The way that the internet has enabled the sharing of individual stories has potential to make any subject matter compelling, emotional and relevant. Today I found Voices [Education Project], shared through the Global Education Collaborative (check out their group on Facebook, their Ning or follow them on Twitter) which is a well crafted, subtle site that is designed to be a repository of sorts of stories of individuals from around the world who have been the victims of violence or war.
The concept here is simple — we learn through listening to the actual, personal narratives told by survivors. I love this. The About page of Voices explains,
“Discovering solutions to conflict is a task that can galvanize young people especially. Through the Voices Education Project, we provide films, curricula, books, photo exhibits, web-based self-publishing and information resources, hands-on training for teachers – and a methodology of conflict resolution – that will help young people understand the roots of conflict, confront the pain and fear at the heart of conflict, and help to rebuild healthy human communities.”

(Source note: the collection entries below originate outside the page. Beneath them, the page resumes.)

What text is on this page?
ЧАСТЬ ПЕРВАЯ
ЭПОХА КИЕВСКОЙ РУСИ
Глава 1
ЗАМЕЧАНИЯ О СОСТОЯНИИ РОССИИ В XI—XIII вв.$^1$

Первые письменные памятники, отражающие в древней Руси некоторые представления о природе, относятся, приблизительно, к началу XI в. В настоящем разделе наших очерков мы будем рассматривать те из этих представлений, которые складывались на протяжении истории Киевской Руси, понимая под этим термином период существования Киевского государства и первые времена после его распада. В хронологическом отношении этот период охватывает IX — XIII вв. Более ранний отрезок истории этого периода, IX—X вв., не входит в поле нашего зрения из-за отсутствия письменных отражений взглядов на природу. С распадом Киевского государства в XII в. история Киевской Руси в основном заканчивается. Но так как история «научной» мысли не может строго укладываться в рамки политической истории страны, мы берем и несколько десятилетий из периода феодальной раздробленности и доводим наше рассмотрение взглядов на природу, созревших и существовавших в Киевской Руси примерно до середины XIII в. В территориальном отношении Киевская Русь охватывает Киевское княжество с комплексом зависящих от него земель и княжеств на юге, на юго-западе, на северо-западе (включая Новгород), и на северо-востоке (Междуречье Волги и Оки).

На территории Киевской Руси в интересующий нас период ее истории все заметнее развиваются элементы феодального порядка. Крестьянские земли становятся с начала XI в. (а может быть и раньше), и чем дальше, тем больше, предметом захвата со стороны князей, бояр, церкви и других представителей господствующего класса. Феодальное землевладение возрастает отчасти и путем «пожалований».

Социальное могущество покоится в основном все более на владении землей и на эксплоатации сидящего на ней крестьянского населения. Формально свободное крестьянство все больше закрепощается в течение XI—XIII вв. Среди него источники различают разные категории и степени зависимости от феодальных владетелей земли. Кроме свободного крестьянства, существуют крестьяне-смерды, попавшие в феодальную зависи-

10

But, for me, I am struck by a painful absence on the Voices site. I found myself seeking for the area of the site where I could actually hear the voices of the survivors. I couldn’t help but imagine these textual narratives coinciding with a VoiceThread in which the survivor tells his/her story. The human voice is such a powerful educator.
For example, the site holds a heart wrenching, yet empowering, story of Andree Marthe Virot Peel, a beauty salon owner in France who was aligned with the Resistance after the Nazi invasion in 1940. Her story is complete with acts of heroism and defiance against the Nazis and then a brutal capture followed by torture at Gestapo headquarters. Following this horrific event she was transferred to a concentration camp and escaped her own death when the firing squad received news of invading Americans.

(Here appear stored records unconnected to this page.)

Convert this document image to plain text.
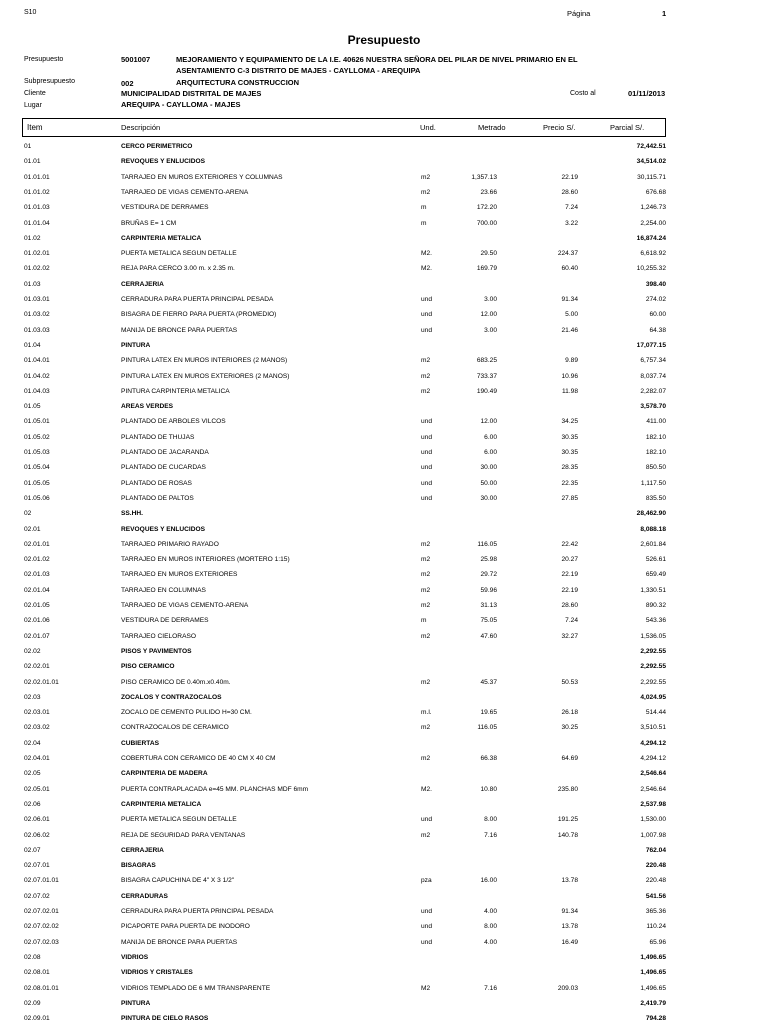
S10	Página	1
Presupuesto
Presupuesto	5001007	MEJORAMIENTO Y EQUIPAMIENTO DE LA I.E. 40626 NUESTRA SEÑORA DEL PILAR DE NIVEL PRIMARIO EN EL
ASENTAMIENTO C-3 DISTRITO DE MAJES - CAYLLOMA - AREQUIPA
Subpresupuesto	002	ARQUITECTURA CONSTRUCCION
Cliente	MUNICIPALIDAD DISTRITAL DE MAJES	Costo al	01/11/2013
Lugar	AREQUIPA - CAYLLOMA - MAJES
Item	Descripción	Und.	Metrado	Precio S/.	Parcial S/.
01	CERCO PERIMETRICO	72,442.51
01.01	REVOQUES Y ENLUCIDOS	34,514.02
01.01.01	TARRAJEO EN MUROS EXTERIORES Y COLUMNAS	m2	1,357.13	22.19	30,115.71
01.01.02	TARRAJEO DE VIGAS CEMENTO-ARENA	m2	23.66	28.60	676.68
01.01.03	VESTIDURA DE DERRAMES	m	172.20	7.24	1,246.73
01.01.04	BRUÑAS E= 1 CM	m	700.00	3.22	2,254.00
01.02	CARPINTERIA METALICA	16,874.24
01.02.01	PUERTA METALICA SEGUN DETALLE	M2.	29.50	224.37	6,618.92
01.02.02	REJA PARA CERCO 3.00 m. x 2.35 m.	M2.	169.79	60.40	10,255.32
01.03	CERRAJERIA	398.40
01.03.01	CERRADURA PARA PUERTA PRINCIPAL PESADA	und	3.00	91.34	274.02
01.03.02	BISAGRA DE FIERRO PARA PUERTA (PROMEDIO)	und	12.00	5.00	60.00
01.03.03	MANIJA DE BRONCE PARA PUERTAS	und	3.00	21.46	64.38
01.04	PINTURA	17,077.15
01.04.01	PINTURA LATEX EN MUROS INTERIORES (2 MANOS)	m2	683.25	9.89	6,757.34
01.04.02	PINTURA LATEX EN MUROS EXTERIORES (2 MANOS)	m2	733.37	10.96	8,037.74
01.04.03	PINTURA CARPINTERIA METALICA	m2	190.49	11.98	2,282.07
01.05	AREAS VERDES	3,578.70
01.05.01	PLANTADO DE ARBOLES VILCOS	und	12.00	34.25	411.00
01.05.02	PLANTADO DE THUJAS	und	6.00	30.35	182.10
01.05.03	PLANTADO DE JACARANDA	und	6.00	30.35	182.10
01.05.04	PLANTADO DE CUCARDAS	und	30.00	28.35	850.50
01.05.05	PLANTADO DE ROSAS	und	50.00	22.35	1,117.50
01.05.06	PLANTADO DE PALTOS	und	30.00	27.85	835.50
02	SS.HH.	28,462.90
02.01	REVOQUES Y ENLUCIDOS	8,088.18
02.01.01	TARRAJEO PRIMARIO RAYADO	m2	116.05	22.42	2,601.84
02.01.02	TARRAJEO EN MUROS INTERIORES (MORTERO 1:15)	m2	25.98	20.27	526.61
02.01.03	TARRAJEO EN MUROS EXTERIORES	m2	29.72	22.19	659.49
02.01.04	TARRAJEO EN COLUMNAS	m2	59.96	22.19	1,330.51
02.01.05	TARRAJEO DE VIGAS CEMENTO-ARENA	m2	31.13	28.60	890.32
02.01.06	VESTIDURA DE DERRAMES	m	75.05	7.24	543.36
02.01.07	TARRAJEO CIELORASO	m2	47.60	32.27	1,536.05
02.02	PISOS Y PAVIMENTOS	2,292.55
02.02.01	PISO CERAMICO	2,292.55
02.02.01.01	PISO CERAMICO DE 0.40m.x0.40m.	m2	45.37	50.53	2,292.55
02.03	ZOCALOS Y CONTRAZOCALOS	4,024.95
02.03.01	ZOCALO DE CEMENTO PULIDO H=30 CM.	m.l.	19.65	26.18	514.44
02.03.02	CONTRAZOCALOS DE CERAMICO	m2	116.05	30.25	3,510.51
02.04	CUBIERTAS	4,294.12
02.04.01	COBERTURA CON CERAMICO DE 40 CM X 40 CM	m2	66.38	64.69	4,294.12
02.05	CARPINTERIA DE MADERA	2,546.64
02.05.01	PUERTA CONTRAPLACADA e=45 MM. PLANCHAS MDF 6mm	M2.	10.80	235.80	2,546.64
02.06	CARPINTERIA METALICA	2,537.98
02.06.01	PUERTA METALICA SEGUN DETALLE	und	8.00	191.25	1,530.00
02.06.02	REJA DE SEGURIDAD PARA VENTANAS	m2	7.16	140.78	1,007.98
02.07	CERRAJERIA	762.04
02.07.01	BISAGRAS	220.48
02.07.01.01	BISAGRA CAPUCHINA DE 4" X 3 1/2"	pza	16.00	13.78	220.48
02.07.02	CERRADURAS	541.56
02.07.02.01	CERRADURA PARA PUERTA PRINCIPAL PESADA	und	4.00	91.34	365.36
02.07.02.02	PICAPORTE PARA PUERTA DE INODORO	und	8.00	13.78	110.24
02.07.02.03	MANIJA DE BRONCE PARA PUERTAS	und	4.00	16.49	65.96
02.08	VIDRIOS	1,496.65
02.08.01	VIDRIOS Y CRISTALES	1,496.65
02.08.01.01	VIDRIOS TEMPLADO DE 6 MM TRANSPARENTE	M2	7.16	209.03	1,496.65
02.09	PINTURA	2,419.79
02.09.01	PINTURA DE CIELO RASOS	794.28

I read the following quote with tears in my eyes and could only imagine its impact and power to educate if I had the opportunity to hear Mrs. Peel speak these words on her own:
“The war is a time I will never forget. I don’t think anybody who lived during that period ever really can, but I lived a different life to many woman as I fought like a man. There weren’t many women in the sort of role which I had. In my house in Brest I used to hide the British and help them with their orders. I’d also tell them what they should be doing next and passed on information. This was extremely dangerous as the Germans had occupied France during this time. Under the Germans everyone had to be at home and have their curtains closed by 6pm and it used to terrify me that the comings and goings at my house would be discovered.”
My applause to Voices [Education Project] for a worthy project that will hopefully be leveraged more and more by educators who see the potential to teach through storytelling. I am hopeful there will be some real voices to hear on the site soon. (Maybe a VoiceThread collaboration is in order?)